Trendmonitor 2015: Disruption der Medienformate. Trend-Ausblick von Tim Prien

Disruption der Medienformate: Junge Nutzergruppen ziehen YouTube & Co. den klassischen Medienproduktionen immer stärker vor. TV-Macher können davon lernen

Tim Prien, © Goldmedia
Tim Prien, © Goldmedia

Ein Raunen geht durch die Pariser Konzerthalle Le Zenith, als die Stars endlich erscheinen. Sie heißen an diesem Abend jedoch nicht Lady Gaga, Kanye West oder Katy Perry. Auf der Bühne lassen sich zwei schlacksige Teenager-Teams feiern, die sich vor laufender Kamera live mit anderen Gamern aus aller Welt in „League of Legends“ – kurz „LoL“ messen. LoL, von Riot Games als schnelles, kompetitives Onlinespiel entwickelt, steht mit Zuschauerzahlen von bis zu 32 Millionen bei Spitzenevents für einen digitalen Paradigmenwechsel im Fernseh- und Videomarkt, der die Medienbranche erfasst hat und der sich 2015 noch stärker ausbreiten wird.

Online Gaming-Events mit einem Millionenpublikum sind heute schon kein Einzelphänomen mehr, sondern fester Bestandteil der Games- und Video-Branche. Ob in ausverkauften Stadien, millionenfach via Stream oder in Form von YouTube-Videos: Online Gaming-Formate erobern die jungen Zielgruppen. Durch Internetportale wie YouTube & Co. geraten traditionelle Unterhaltungsformate damit immer mehr aus dem Gleichgewicht. User-Generated Content (UGC) tritt bei Jugendlichen immer häufiger an die Stelle klassischer Medienproduktionen. So hat die erfolgreichste deutsche YouTuberin „Bibi“ inzwischen rund acht Mal so viele Abonnenten wie die Jugendzeitschrift „Bravo“. Und der beliebteste deutsche YouTube-Channel „Gronkh“ verzeichnet vier Mal so viele Suchanfragen wie alle YouTube-Channels der öffentlich-rechtlichen TV-Sender zusammen.

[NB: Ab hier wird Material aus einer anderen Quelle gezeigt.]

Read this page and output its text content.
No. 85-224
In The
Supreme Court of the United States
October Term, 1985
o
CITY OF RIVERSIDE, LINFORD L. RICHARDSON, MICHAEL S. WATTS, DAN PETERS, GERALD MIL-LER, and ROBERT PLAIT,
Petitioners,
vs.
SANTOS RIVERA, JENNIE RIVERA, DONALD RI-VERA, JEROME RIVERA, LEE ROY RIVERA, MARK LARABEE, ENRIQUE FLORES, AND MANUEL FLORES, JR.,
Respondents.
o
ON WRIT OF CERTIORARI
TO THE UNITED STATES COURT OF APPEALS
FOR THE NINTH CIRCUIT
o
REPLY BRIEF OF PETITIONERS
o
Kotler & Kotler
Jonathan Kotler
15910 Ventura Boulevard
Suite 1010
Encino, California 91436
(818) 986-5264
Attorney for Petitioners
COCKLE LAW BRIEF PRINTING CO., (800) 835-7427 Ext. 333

Etablierte Sendeformate müssen umgedacht werden, wollen sie am Puls der Zeit bleiben und weiterhin an den Werbeeinnahmen partizipieren. Die digitale Format(r)evolution durch Kanäle wie YouTube verschiebt nämlich nicht nur das Nutzerverhalten der (jungen) Zuschauer, sondern bietet auch viele neue Einnahmequellen und Werbemöglichkeiten. Die von sogenannten Multichannel-Networks wie Mediakraft immer aufwendiger produzierten UGC-Formate der YouTuber sind ein Millionengeschäft und von der Werbeindustrie längst angenommen.

YouTuberinnen wie die 19-jährige Bethany Mota alias „Macbarbie07“etwa, derzeit bekannteste Beauty-YouTuberin mit einer Anhängerschaft von über sieben Millionen Fans, verdient durchschnittlich 40.000 US-Dollar pro Monat. Bekannt geworden durch die Formate „Beauty Hauls“ und „What’s in my Bag“– Lifestyle-Videos mit Kauf-Tipps – sind die Haupteinnahmequellen der 19-Jährigen mittlerweile Sponsoringaufträge, die sie in ihren Videos unterbringt.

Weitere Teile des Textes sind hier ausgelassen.